I built my subterranean home while the siege suffocated the city above my head and my Opera House stood empty, unfinished; the ruins of what never was. There are few things in this world more depressing than unfulfilled potential. Well, never mind. My building was completed, and if it is not exactly as I would wish it at least it stands, as perfect a creation as the world would allow to exist.

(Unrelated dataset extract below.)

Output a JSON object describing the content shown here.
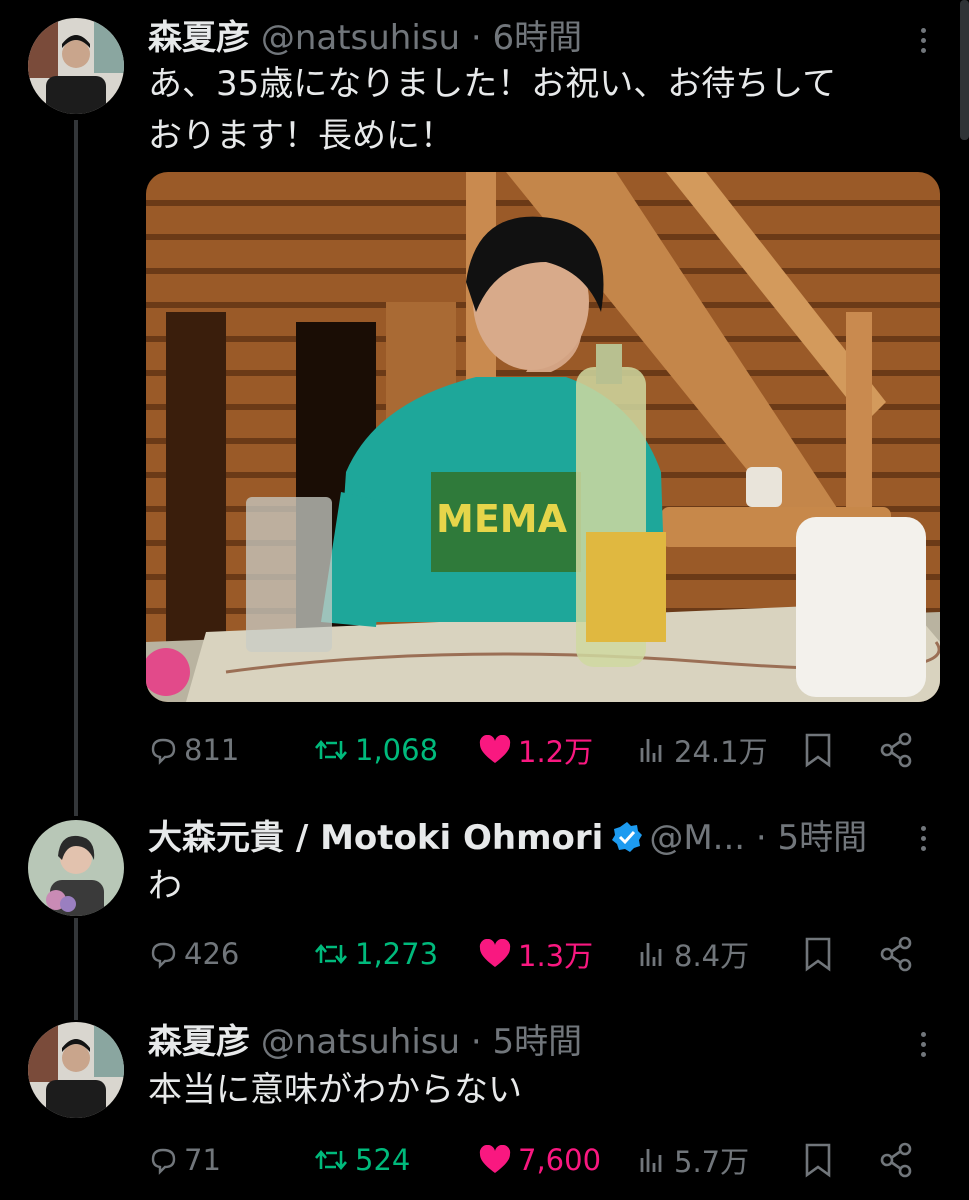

Christine would not be ruined on my watch. Her voice was very good and getting better all the time. Soon she would be ready to bring the final, the best, plan of my life to blazing completion. I was attracted to her genius, yes, but at first only because it was a complement to mine. She could sing and act like no other. She could take even the poorest of scores and imbue it with life – soon she would overtake the masters of her craft. When her voice reached the final level of purity possible for the human voice to attain she would need to have something to sing, a composition worthy of her skills.
If my face could never be presented to the world, my music would be. Christine would be my mask. The opera that I was writing for her would prove to be my opus and unlike the Palais Garnier this design would bear my name. At least, that was my hope.